U.S. anti-Semitism envoy joins protest against Hungarian statue

Marcy Oster

(JTA) — The U.S. special envoy to combat and monitor anti-Semitism joined a protest in Hungary against a planned statue of a World War II-era politician who had held anti-Semitic views.

“From the U.S. government perspective, we feel very strongly that history and the damage that this man did to Hungarian citizens who happened to be Jewish cannot be ignored, and to put up that statue seems incomprehensible,” Ira Forman told Reuters on Sunday from the Hungarian town of Szekesfeherva, located west of Budapest.

Forman also told the French news agency AFP, “There is no excuse for this statue, that’s something we won’t let up on.”

Some 300 protesters gathered in the town where a life-size bronze statue of Balint Homan, largely funded by the Hungarian government, is scheduled to be unveiled later this month.
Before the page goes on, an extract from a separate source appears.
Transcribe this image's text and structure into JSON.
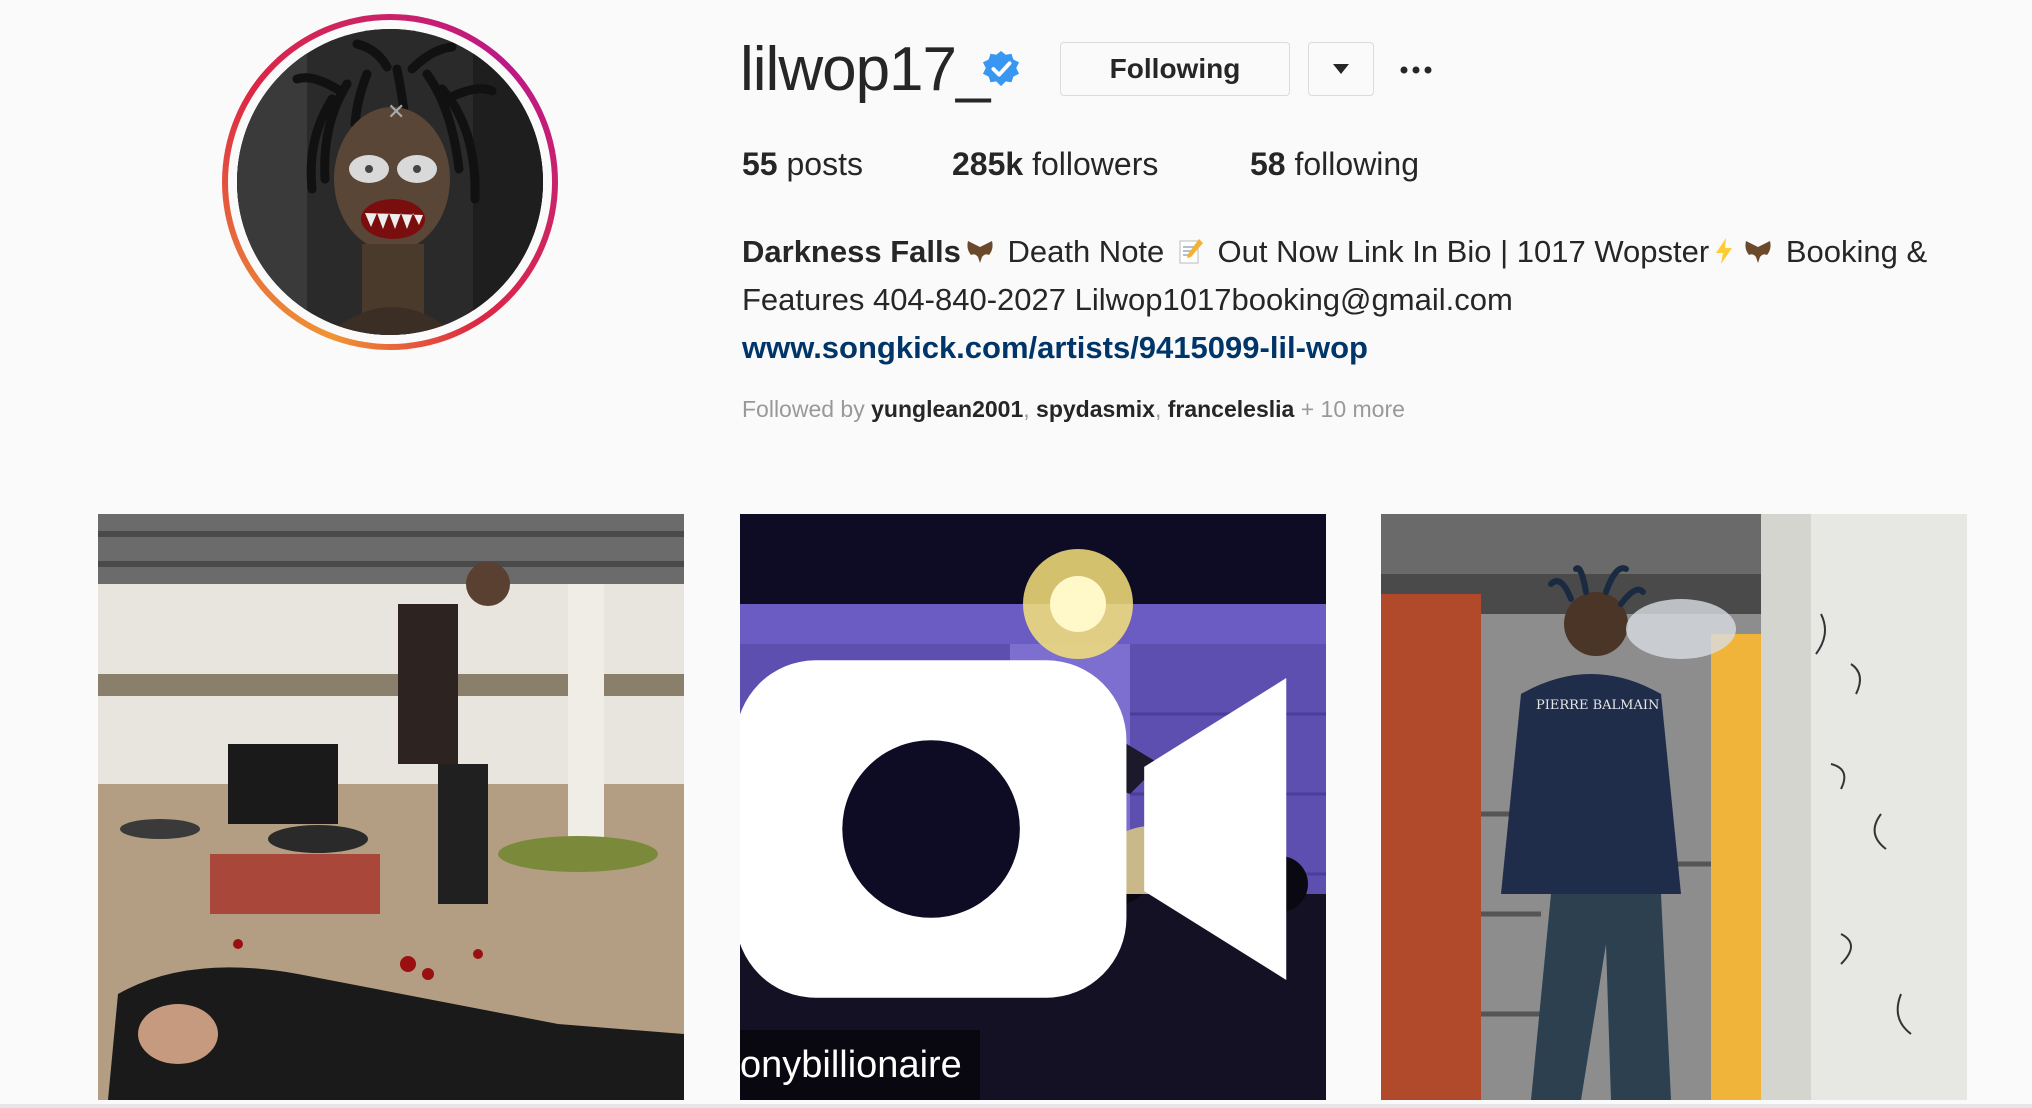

During the protest, Forman lit the eight Hanukkah candles with top Israeli and Canadian diplomats in Hungary, as well as leaders of the Hungarian Jewish community.

Homan, a minister in Hungary in the 1930s and ’40s, participated in drafting legislation in 1938 and 1939 that restricted the rights of Hungarian Jews, and in 1944 he called for their deportation. Some 420,000 Hungarian Jews were deported to Auschwitz in the summer of 1944.

Earlier this month, a U.S. congressional task force on anti-Semitism sent a letter to Hungarian Prime Minister Viktor Orban protesting the monument.